A teen, a teacher, a gun: 2000 school shooting staggered Palm Beach County

A teen, a teacher, a gun: 2000 school shooting staggered Palm Beach County

In two years, he'll be the age Barry Grunow was when Brazill shot him in the face in the doorway of his Lake Worth Middle School classroom near the end of the last day of school.

It is the only time a teacher ever has been killed inside a Palm Beach County school.

“We all miss him,” Grunow’s brother Kurt said May 5. “A lot. To this day.”

Palm Beach County hasn’t forgotten Barry Grunow in the 20 years since his death. The gymnasium at Lake Worth Middle has been named for Grunow, a onetime basketball standout. A scholarship fund has distributed a total of nearly $250,000 to hundreds of students in his name.

His son and daughter, now adults, grew up in the area without him. His widow, known for being private, took time over the years to lecture students as a "safe school ambassador."

"The loved ones we grieve for are still around," Pam Grunow said at the 2001 dedication of a butterfly garden at Florida Atlantic University in Boca Raton, Barry’s alma mater. He loved butterflies.

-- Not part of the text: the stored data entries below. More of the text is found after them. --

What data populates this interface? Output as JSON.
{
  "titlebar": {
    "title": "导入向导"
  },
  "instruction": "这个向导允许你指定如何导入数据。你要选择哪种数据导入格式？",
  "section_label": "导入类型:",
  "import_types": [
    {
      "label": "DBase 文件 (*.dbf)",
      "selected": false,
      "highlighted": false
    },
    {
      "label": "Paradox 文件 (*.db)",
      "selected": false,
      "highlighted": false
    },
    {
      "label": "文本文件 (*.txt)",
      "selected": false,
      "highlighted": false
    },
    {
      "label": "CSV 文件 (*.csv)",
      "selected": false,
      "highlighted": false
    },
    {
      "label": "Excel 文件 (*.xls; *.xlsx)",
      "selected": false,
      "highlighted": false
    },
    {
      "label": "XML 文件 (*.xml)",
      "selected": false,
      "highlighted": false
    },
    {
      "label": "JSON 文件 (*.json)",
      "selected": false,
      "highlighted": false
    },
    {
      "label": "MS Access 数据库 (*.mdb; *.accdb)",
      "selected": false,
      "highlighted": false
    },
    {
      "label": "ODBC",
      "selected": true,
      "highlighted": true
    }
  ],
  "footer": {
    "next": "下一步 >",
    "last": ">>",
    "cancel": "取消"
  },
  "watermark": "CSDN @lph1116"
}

“We can make good out of bad,” she said, “if we want to."

Brazill, one of the youngest people charged with murder in Palm Beach County, is set to get out of state prison in eight years, when he’s 41.

He agreed to a Palm Beach Post interview this month but, because of the coronavirus lockdown, was able only to answer questions by email.

“Twenty years ago, I was a 13-year-old kid recognized by law as being too immature and too irresponsible to drive a car, get married, join the military, sign a contract, see a rated ’R’ movie, or vote,” Brazill wrote from prison. “Today, I am a 33-year-old man, a positive influence among my peers, and a leader within the prison community.”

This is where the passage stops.